Luce della Pace da Betlemme
Può una flebile fiammella percorrere chilometri e chilometri, entrare in milioni di case e portare un messaggio di pace? Solitamente, in questo periodo, chi fosse passato un sabato pomeriggio per la stazione di Alessandria, l’avrebbe trovata “invasa” da decine e decine di scout.
Quest’anno però non sarà così. Perché la Luce della Pace da Betlemme, a causa dell’emergenza sanitaria, non è giunta nel nostro Paese.
Su Voce abbiamo parlato diverse volte della Luce della Pace da Betlemme, l’iniziativa nata nel 1986 in Austria su volontà dell’emittente Orf, come simbolo di pace e di fratellanza. Da allora, ogni anno, a Betlemme nella Grotta della Natività, un bambino attinge dalla lampada ad olio che arde ininterrottamente sul luogo in cui Cristo venne al mondo. Quella fiammella vola poi in Austria e, grazie agli scout, si diffonde in tutto il territorio nazionale. Dal 1990 anche gli scout italiani la fanno propria (il primo è il Gruppo di Valenza) e, dal 1996, raggiunge tutt’Italia via treno. Quest’anno, però, il Covid ha fermato anche questa iniziativa, almeno in Italia.
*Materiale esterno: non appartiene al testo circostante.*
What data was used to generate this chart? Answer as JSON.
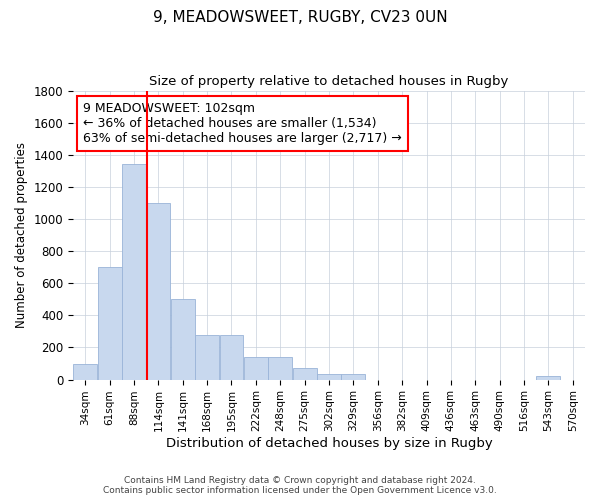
{
  "title_line1": "9, MEADOWSWEET, RUGBY, CV23 0UN",
  "title_line2": "Size of property relative to detached houses in Rugby",
  "xlabel": "Distribution of detached houses by size in Rugby",
  "ylabel": "Number of detached properties",
  "bar_color": "#c8d8ee",
  "bar_edge_color": "#9ab4d8",
  "vline_color": "red",
  "vline_x_index": 2.85,
  "categories": [
    "34sqm",
    "61sqm",
    "88sqm",
    "114sqm",
    "141sqm",
    "168sqm",
    "195sqm",
    "222sqm",
    "248sqm",
    "275sqm",
    "302sqm",
    "329sqm",
    "356sqm",
    "382sqm",
    "409sqm",
    "436sqm",
    "463sqm",
    "490sqm",
    "516sqm",
    "543sqm",
    "570sqm"
  ],
  "values": [
    100,
    700,
    1340,
    1100,
    500,
    275,
    275,
    140,
    140,
    70,
    35,
    35,
    0,
    0,
    0,
    0,
    0,
    0,
    0,
    20,
    0
  ],
  "ylim": [
    0,
    1800
  ],
  "yticks": [
    0,
    200,
    400,
    600,
    800,
    1000,
    1200,
    1400,
    1600,
    1800
  ],
  "annotation_text": "9 MEADOWSWEET: 102sqm\n← 36% of detached houses are smaller (1,534)\n63% of semi-detached houses are larger (2,717) →",
  "annotation_fontsize": 9,
  "footer_line1": "Contains HM Land Registry data © Crown copyright and database right 2024.",
  "footer_line2": "Contains public sector information licensed under the Open Government Licence v3.0.",
  "bg_color": "#ffffff",
  "plot_bg_color": "#ffffff",
  "grid_color": "#c8d0dc"
}
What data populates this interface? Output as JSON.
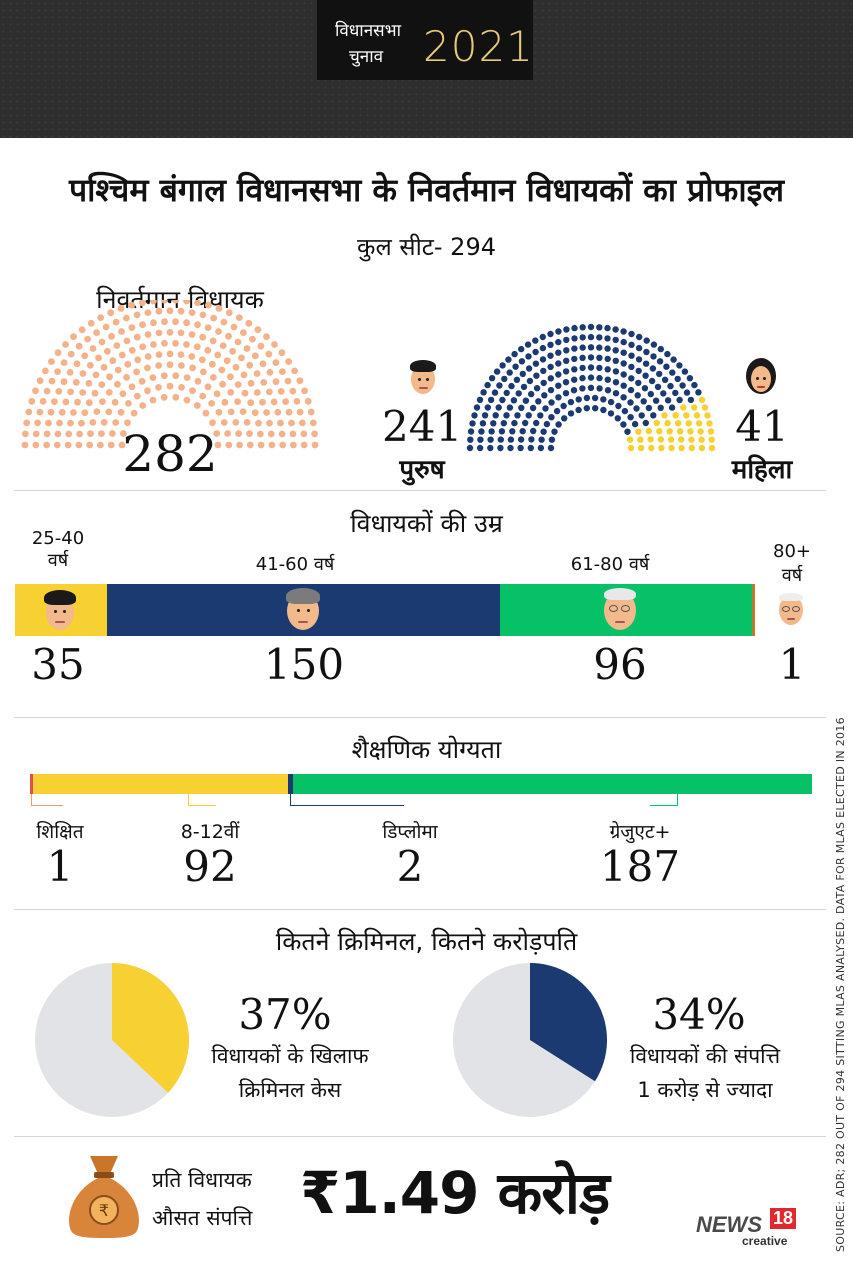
{
  "header": {
    "badge_line1": "विधानसभा",
    "badge_line2": "चुनाव",
    "badge_year": "2021"
  },
  "title": "पश्चिम बंगाल विधानसभा के निवर्तमान विधायकों का प्रोफाइल",
  "subtitle": "कुल सीट- 294",
  "sitting": {
    "label": "निवर्तमान विधायक",
    "count": "282",
    "male_count": "241",
    "male_label": "पुरुष",
    "female_count": "41",
    "female_label": "महिला",
    "colors": {
      "all": "#f4b28a",
      "male": "#1b3a72",
      "female": "#f7d031"
    }
  },
  "age": {
    "heading": "विधायकों की उम्र",
    "groups": [
      {
        "label_line1": "25-40",
        "label_line2": "वर्ष",
        "count": "35",
        "value": 35,
        "color": "#f7d031"
      },
      {
        "label_line1": "41-60",
        "label_line2": "वर्ष",
        "count": "150",
        "value": 150,
        "color": "#1b3a72"
      },
      {
        "label_line1": "61-80",
        "label_line2": "वर्ष",
        "count": "96",
        "value": 96,
        "color": "#07c167"
      },
      {
        "label_line1": "80+",
        "label_line2": "वर्ष",
        "count": "1",
        "value": 1,
        "color": "#c0782a"
      }
    ]
  },
  "education": {
    "heading": "शैक्षणिक योग्यता",
    "groups": [
      {
        "label": "शिक्षित",
        "count": "1",
        "value": 1,
        "color": "#e0504a"
      },
      {
        "label": "8-12वीं",
        "count": "92",
        "value": 92,
        "color": "#f7d031"
      },
      {
        "label": "डिप्लोमा",
        "count": "2",
        "value": 2,
        "color": "#1b3a72"
      },
      {
        "label": "ग्रेजुएट+",
        "count": "187",
        "value": 187,
        "color": "#07c167"
      }
    ]
  },
  "crime": {
    "heading": "कितने क्रिमिनल, कितने करोड़पति",
    "criminal": {
      "percent_text": "37%",
      "fraction": 0.37,
      "line1": "विधायकों के खिलाफ",
      "line2": "क्रिमिनल केस",
      "color": "#f7d031"
    },
    "crorepati": {
      "percent_text": "34%",
      "fraction": 0.34,
      "line1": "विधायकों की संपत्ति",
      "line2": "1 करोड़ से ज्यादा",
      "color": "#1b3a72"
    },
    "pie_bg": "#e2e3e6"
  },
  "assets": {
    "line1": "प्रति विधायक",
    "line2": "औसत संपत्ति",
    "value": "₹1.49 करोड़",
    "bag_symbol": "₹"
  },
  "source": "SOURCE: ADR; 282 OUT OF 294 SITTING MLAS ANALYSED. DATA FOR MLAS ELECTED IN 2016",
  "logo": {
    "name": "NEWS",
    "number": "18",
    "sub": "creative"
  }
}
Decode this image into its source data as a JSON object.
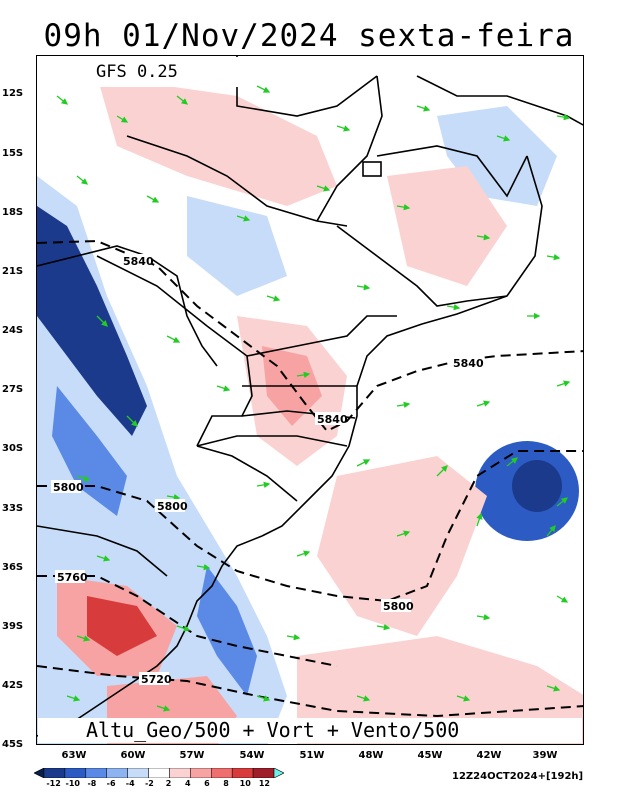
{
  "title": "09h 01/Nov/2024 sexta-feira",
  "model": "GFS 0.25",
  "product": "Altu_Geo/500 + Vort + Vento/500",
  "run_info": "12Z24OCT2024+[192h]",
  "lat_labels": [
    "12S",
    "15S",
    "18S",
    "21S",
    "24S",
    "27S",
    "30S",
    "33S",
    "36S",
    "39S",
    "42S",
    "45S"
  ],
  "lon_labels": [
    "63W",
    "60W",
    "57W",
    "54W",
    "51W",
    "48W",
    "45W",
    "42W",
    "39W"
  ],
  "contour_labels": [
    "5840",
    "5840",
    "5840",
    "5800",
    "5800",
    "5800",
    "5760",
    "5720"
  ],
  "colorbar": {
    "labels": [
      "-12",
      "-10",
      "-8",
      "-6",
      "-4",
      "-2",
      "2",
      "4",
      "6",
      "8",
      "10",
      "12"
    ],
    "colors": [
      "#0a1d4f",
      "#1b3a8c",
      "#2d5bc4",
      "#5a8ae6",
      "#8db4f0",
      "#c6dcf8",
      "#ffffff",
      "#fbd2d2",
      "#f7a3a3",
      "#ef6e6e",
      "#d83b3b",
      "#a01e2a",
      "#6ff0e8"
    ]
  },
  "colors": {
    "wind_arrow": "#22cc22",
    "border": "#000000",
    "vort_neg_strong": "#1b3a8c",
    "vort_neg": "#5a8ae6",
    "vort_pos": "#f7a3a3",
    "vort_pos_strong": "#d83b3b"
  }
}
Il 2020 ha mandato a monte molti piani e tantissimi progetti. Se in primavera il “lockdown” generale ha risvegliato negli italiani un senso di appartenenza e di sforzo verso un obiettivo comune, in questi mesi ha preso piede la rassegnazione, la delusione, lo sconforto. Ora la speranza pare svanita, la notte avanza e sembra che sia ancora lunga. «Sentinella, quanto resta della notte? Sentinella, quanto resta della notte?». Nasce così “Sentinelle di Speranza”, una proposta per vivere appieno il Tempo di Avvento, riscoprendo il significato della Luce: dare testimonianza della speranza che è in noi.
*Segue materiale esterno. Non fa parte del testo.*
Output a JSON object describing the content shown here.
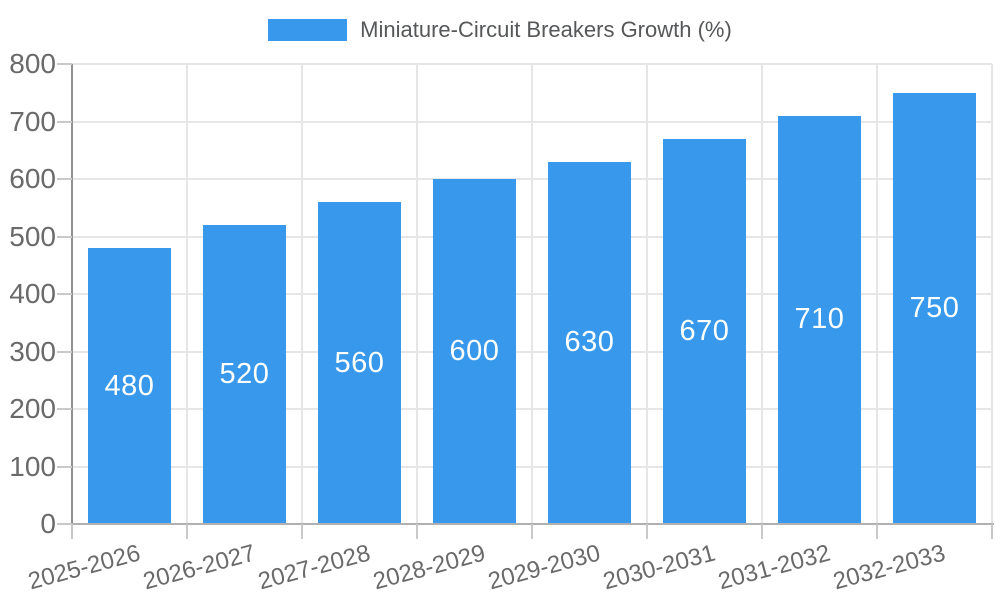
{
  "legend": {
    "position": "top",
    "items": [
      {
        "label": "Miniature-Circuit Breakers Growth (%)",
        "color": "#3899EC"
      }
    ]
  },
  "chart_data": {
    "type": "bar",
    "title": "Miniature-Circuit Breakers Growth (%)",
    "categories": [
      "2025-2026",
      "2026-2027",
      "2027-2028",
      "2028-2029",
      "2029-2030",
      "2030-2031",
      "2031-2032",
      "2032-2033"
    ],
    "values": [
      480,
      520,
      560,
      600,
      630,
      670,
      710,
      750
    ],
    "value_labels": [
      "480",
      "520",
      "560",
      "600",
      "630",
      "670",
      "710",
      "750"
    ],
    "xlabel": "",
    "ylabel": "",
    "ylim": [
      0,
      800
    ],
    "yticks": [
      0,
      100,
      200,
      300,
      400,
      500,
      600,
      700,
      800
    ],
    "ytick_labels": [
      "0",
      "100",
      "200",
      "300",
      "400",
      "500",
      "600",
      "700",
      "800"
    ],
    "grid": true,
    "legend_position": "top",
    "x_label_rotation_deg": -15,
    "colors": {
      "bar": "#3899EC",
      "value_label": "#FFFFFF",
      "tick_label": "#6A6A6A",
      "legend_text": "#555759",
      "gridline": "#E6E6E6",
      "axis_line_y": "#909090",
      "axis_line_x": "#B0B0B0",
      "tick_mark": "#C9C9C9"
    }
  }
}
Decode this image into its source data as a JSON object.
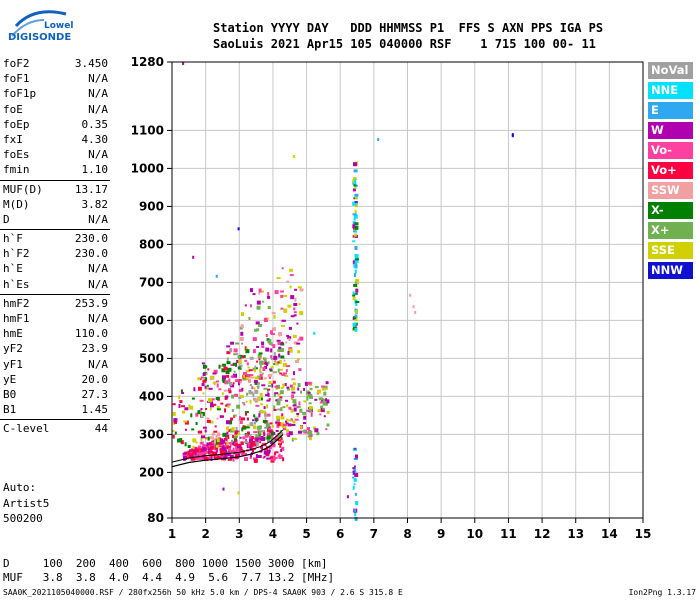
{
  "logo": {
    "line1": "Lowell",
    "line2": "DIGISONDE"
  },
  "header": {
    "line1": "Station YYYY DAY   DDD HHMMSS P1  FFS S AXN PPS IGA PS",
    "line2": "SaoLuis 2021 Apr15 105 040000 RSF    1 715 100 00- 11"
  },
  "params": [
    {
      "label": "foF2",
      "value": "3.450"
    },
    {
      "label": "foF1",
      "value": "N/A"
    },
    {
      "label": "foF1p",
      "value": "N/A"
    },
    {
      "label": "foE",
      "value": "N/A"
    },
    {
      "label": "foEp",
      "value": "0.35"
    },
    {
      "label": "fxI",
      "value": "4.30"
    },
    {
      "label": "foEs",
      "value": "N/A"
    },
    {
      "label": "fmin",
      "value": "1.10"
    },
    {
      "label": "MUF(D)",
      "value": "13.17"
    },
    {
      "label": "M(D)",
      "value": "3.82"
    },
    {
      "label": "D",
      "value": "N/A"
    },
    {
      "label": "h`F",
      "value": "230.0"
    },
    {
      "label": "h`F2",
      "value": "230.0"
    },
    {
      "label": "h`E",
      "value": "N/A"
    },
    {
      "label": "h`Es",
      "value": "N/A"
    },
    {
      "label": "hmF2",
      "value": "253.9"
    },
    {
      "label": "hmF1",
      "value": "N/A"
    },
    {
      "label": "hmE",
      "value": "110.0"
    },
    {
      "label": "yF2",
      "value": "23.9"
    },
    {
      "label": "yF1",
      "value": "N/A"
    },
    {
      "label": "yE",
      "value": "20.0"
    },
    {
      "label": "B0",
      "value": "27.3"
    },
    {
      "label": "B1",
      "value": "1.45"
    },
    {
      "label": "C-level",
      "value": "44"
    }
  ],
  "auto": {
    "line1": "Auto:",
    "line2": "Artist5",
    "line3": "500200"
  },
  "legend": [
    {
      "label": "NoVal",
      "color": "#a0a0a0"
    },
    {
      "label": "NNE",
      "color": "#00e0ff"
    },
    {
      "label": "E",
      "color": "#30a8f0"
    },
    {
      "label": "W",
      "color": "#b000b0"
    },
    {
      "label": "Vo-",
      "color": "#ff40a0"
    },
    {
      "label": "Vo+",
      "color": "#ff0040"
    },
    {
      "label": "SSW",
      "color": "#f0a0a0"
    },
    {
      "label": "X-",
      "color": "#008000"
    },
    {
      "label": "X+",
      "color": "#70b050"
    },
    {
      "label": "SSE",
      "color": "#d0d000"
    },
    {
      "label": "NNW",
      "color": "#1010d0"
    }
  ],
  "footer": {
    "line1": "D     100  200  400  600  800 1000 1500 3000 [km]",
    "line2": "MUF   3.8  3.8  4.0  4.4  4.9  5.6  7.7 13.2 [MHz]",
    "line3": "SAA0K_2021105040000.RSF / 280fx256h 50 kHz 5.0 km / DPS-4 SAA0K 903 / 2.6 S 315.8 E",
    "version": "Ion2Png 1.3.17"
  },
  "chart_data": {
    "type": "scatter",
    "x_range": [
      1,
      15
    ],
    "y_range": [
      80,
      1280
    ],
    "x_ticks": [
      1,
      2,
      3,
      4,
      5,
      6,
      7,
      8,
      9,
      10,
      11,
      12,
      13,
      14,
      15
    ],
    "y_ticks": [
      80,
      200,
      300,
      400,
      500,
      600,
      700,
      800,
      900,
      1000,
      1100,
      1280
    ],
    "grid": true,
    "legend_position": "right",
    "trace": {
      "x": [
        1.0,
        1.5,
        2.0,
        2.5,
        3.0,
        3.3,
        3.6,
        3.9,
        4.1,
        4.3
      ],
      "y": [
        215,
        226,
        232,
        236,
        241,
        247,
        255,
        268,
        283,
        300
      ]
    },
    "clusters": [
      {
        "x0": 1.3,
        "x1": 2.6,
        "y0": 240,
        "y1": 300,
        "mode": "under",
        "n": 190,
        "colors": [
          "#ff0040",
          "#ff40a0",
          "#b000b0"
        ]
      },
      {
        "x0": 2.4,
        "x1": 4.3,
        "y0": 235,
        "y1": 360,
        "mode": "under",
        "n": 170,
        "colors": [
          "#ff0040",
          "#ff40a0",
          "#b000b0"
        ]
      },
      {
        "x0": 1.6,
        "x1": 2.6,
        "y0": 270,
        "y1": 490,
        "mode": "uniform",
        "n": 110,
        "colors": [
          "#b000b0",
          "#ff40a0",
          "#ff0040",
          "#008000",
          "#d0d000",
          "#f0a0a0"
        ]
      },
      {
        "x0": 2.6,
        "x1": 4.3,
        "y0": 280,
        "y1": 560,
        "mode": "uniform",
        "n": 270,
        "colors": [
          "#b000b0",
          "#d0d000",
          "#ff40a0",
          "#ff0040",
          "#008000",
          "#70b050",
          "#a0a0a0"
        ]
      },
      {
        "x0": 3.0,
        "x1": 4.1,
        "y0": 390,
        "y1": 690,
        "mode": "uniform",
        "n": 70,
        "colors": [
          "#d0d000",
          "#b000b0",
          "#ff40a0",
          "#f0a0a0",
          "#70b050"
        ]
      },
      {
        "x0": 4.2,
        "x1": 5.6,
        "y0": 290,
        "y1": 440,
        "mode": "uniform",
        "n": 120,
        "colors": [
          "#d0d000",
          "#b000b0",
          "#ff40a0",
          "#70b050"
        ]
      },
      {
        "x0": 4.1,
        "x1": 4.8,
        "y0": 440,
        "y1": 740,
        "mode": "uniform",
        "n": 60,
        "colors": [
          "#d0d000",
          "#ff40a0",
          "#f0a0a0",
          "#b000b0"
        ]
      },
      {
        "x0": 1.0,
        "x1": 1.6,
        "y0": 270,
        "y1": 420,
        "mode": "uniform",
        "n": 30,
        "colors": [
          "#ff0040",
          "#008000",
          "#b000b0",
          "#d0d000"
        ]
      },
      {
        "x0": 6.35,
        "x1": 6.45,
        "y0": 570,
        "y1": 1020,
        "mode": "uniform",
        "n": 80,
        "colors": [
          "#00e0ff",
          "#30a8f0",
          "#d0d000",
          "#b000b0",
          "#008000"
        ]
      },
      {
        "x0": 6.35,
        "x1": 6.45,
        "y0": 80,
        "y1": 280,
        "mode": "uniform",
        "n": 22,
        "colors": [
          "#00e0ff",
          "#30a8f0",
          "#b000b0"
        ]
      }
    ],
    "points": [
      {
        "x": 7.1,
        "y": 1080,
        "color": "#30a8f0"
      },
      {
        "x": 11.1,
        "y": 1090,
        "color": "#1010d0"
      },
      {
        "x": 11.1,
        "y": 1093,
        "color": "#1010d0"
      },
      {
        "x": 8.15,
        "y": 640,
        "color": "#f0a0a0"
      },
      {
        "x": 8.2,
        "y": 625,
        "color": "#f0a0a0"
      },
      {
        "x": 8.05,
        "y": 670,
        "color": "#f0a0a0"
      },
      {
        "x": 1.3,
        "y": 1280,
        "color": "#b000b0"
      },
      {
        "x": 4.6,
        "y": 1035,
        "color": "#d0d000"
      },
      {
        "x": 5.2,
        "y": 570,
        "color": "#00e0ff"
      },
      {
        "x": 6.2,
        "y": 140,
        "color": "#b000b0"
      },
      {
        "x": 2.5,
        "y": 160,
        "color": "#b000b0"
      },
      {
        "x": 2.95,
        "y": 150,
        "color": "#d0d000"
      },
      {
        "x": 2.3,
        "y": 720,
        "color": "#30a8f0"
      },
      {
        "x": 2.95,
        "y": 845,
        "color": "#1010d0"
      },
      {
        "x": 1.6,
        "y": 770,
        "color": "#b000b0"
      }
    ]
  }
}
L’iniziativa nasce dall’Associazione guide e scout cattolici italiani del Piemonte ed è principalmente rivolta ai Rover e alle Scolte (i ragazzi e le ragazze dai 16 ai 20 anni che vivono l’esperienza scout, ndr) perché possano “leggere” i loro territori, scovando quei luoghi in cui serve portare speranza, in cui serve portare luce. Ed è ad Alessandria che si è avuta una tappa fondamentale di questo percorso. Nella chiesetta di San Rocco, nella frazione alessandrina di Villa del Foro, per tutto il 2020 la Luce della Pace da Betlemme giunta a noi è stata custodita con cura e dedizione. Così, sabato 12 dicembre, in contemporanea con la cerimonia austriaca per la Luce della Pace da Betlemme, la nostra Cattedrale è si è riempita di Rover e Scolte provenienti da diversi luoghi della provincia di Alessandria e di Asti. E tutti gli altri erano collegati in diretta streaming per poter partecipare all’evento. Ed è proprio in Cattedrale che è risuonato, in un silenzio surreale, la frase del profeta Isaia: «Sentinella, quanto resta della notte? Sentinella, quanto resta della notte?». Ad aiutare i Rover e le Scolte a far “luce” su questo brano c’era il nostro vescovo monsignor Guido Gallese.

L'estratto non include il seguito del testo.